In 1734 Charles III of Spain took the throne and inherited mother Elisabetta Farnese’s collection which was moved from Rome to Parma during the 18th century. In this occasion he felt the need to find a suitable location for the collection.
The construction of the Capodimonte building on the hill started in 1738 and it was used both as a residence and as a gallery. The place was first only visited by famous persons, such as Johann Winckelmann, Antonio Canova and Marquis de Sade.
The museum was inaugurated in 1957, thanks to the insistence of Ferdinando Bologna Raffaello Causa, opening to the public extensive collection of 2900 paintings, 150 sculptures, 17700 objects of decorative art, 26000 drawings, extended over 12000 square meters and divided into 114 rooms.
During the 18th century, the collection was enriched with the works commissioned by the sovereigns of the Bourbon family, but the lootings by French troops in 1799 marked the beginning of decline as its function as a museum.
In the 19th century the building was mostly used as a residence. French general Joachim Murat lived in the building with his wife and they brought new furnishing and interior decorations to Capodimonte.
Only after the arrival of the Savoys and thanks to Annibale Sacco, the new era of the museum started: the art objects which were spread in various residences of the Bourbon family were collected and moved to Capodimonte and there was a new attention to contemporary figurative production of art.

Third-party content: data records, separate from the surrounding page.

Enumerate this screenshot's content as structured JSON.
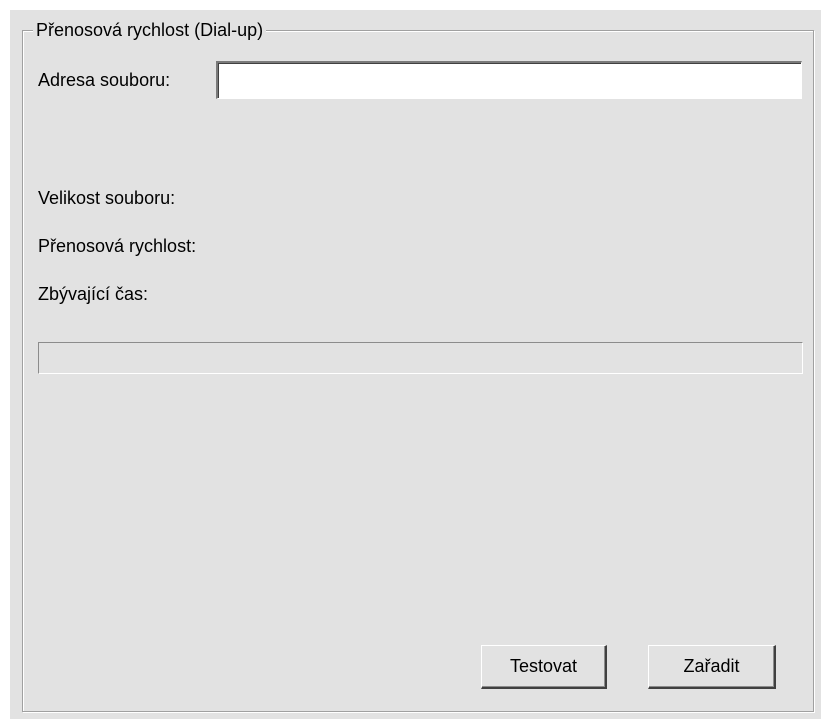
{
  "group": {
    "title": "Přenosová rychlost (Dial-up)"
  },
  "form": {
    "file_address_label": "Adresa souboru:",
    "file_address_value": "",
    "file_size_label": "Velikost souboru:",
    "transfer_rate_label": "Přenosová rychlost:",
    "remaining_time_label": "Zbývající čas:",
    "progress_value": 0
  },
  "buttons": {
    "test_label": "Testovat",
    "queue_label": "Zařadit"
  },
  "colors": {
    "panel_background": "#e2e2e2",
    "progress_fill": "#0a246a"
  }
}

For this reason, there are two main groups in the collection. The Farnese collection includes the portraits of Cardinal Alessandro Farnese, Giorgio Vasari and Andrea del Sarto by Raphael, portrait of Bernardo de’ Rossi by Lorenzo Lotto, portraits of Paul III and Paul III with his Grandsons Alessandro and Ottavio Farnese and Danae by Titian, Portrait of Antea by Parmigianino and the cartoons by Michelangelo and Leonardo Da Vinci and pictorial cycles of Carracci, donated in 1600 by Fulvio Orsini. The second collection includes the historical pieces of Neapolitan art from circa 1200 to 1700. Among them are the works by Simone Martini and Colantonio’s St. Jerome, an example of the lively and rich Aragon period, and the works of foreign influence such as Pinturicchio’s Assumption of the Virgin. The 17th century was considered as the golden era of Neapolitan art, influenced by the works of Caravaggio and his followers. From this era there are Caravaggio’s Flagellation from 1606-1607, Ribera’s Drunken Silenus, Artemisia Gentileschi’s Judith and Holofernes, Guido Reni’s Atalanta and Hippomenes and Mattia Preti’s St. Sebastian.
The current layout of the museum is a result of the series of restorations in the 1980s’ and 1990s’ which determined the division of the collection onto three floors. The ground floor includes the educational rooms, the mezzanine floor holds the department of drawings and prints, the Farnese collection, the Borgia collection and the royal apartment are in the first floor and finally on the second floor the Neapolitan gallery, the D’Avalos collection, the 19th century gallery and the photographic gallery.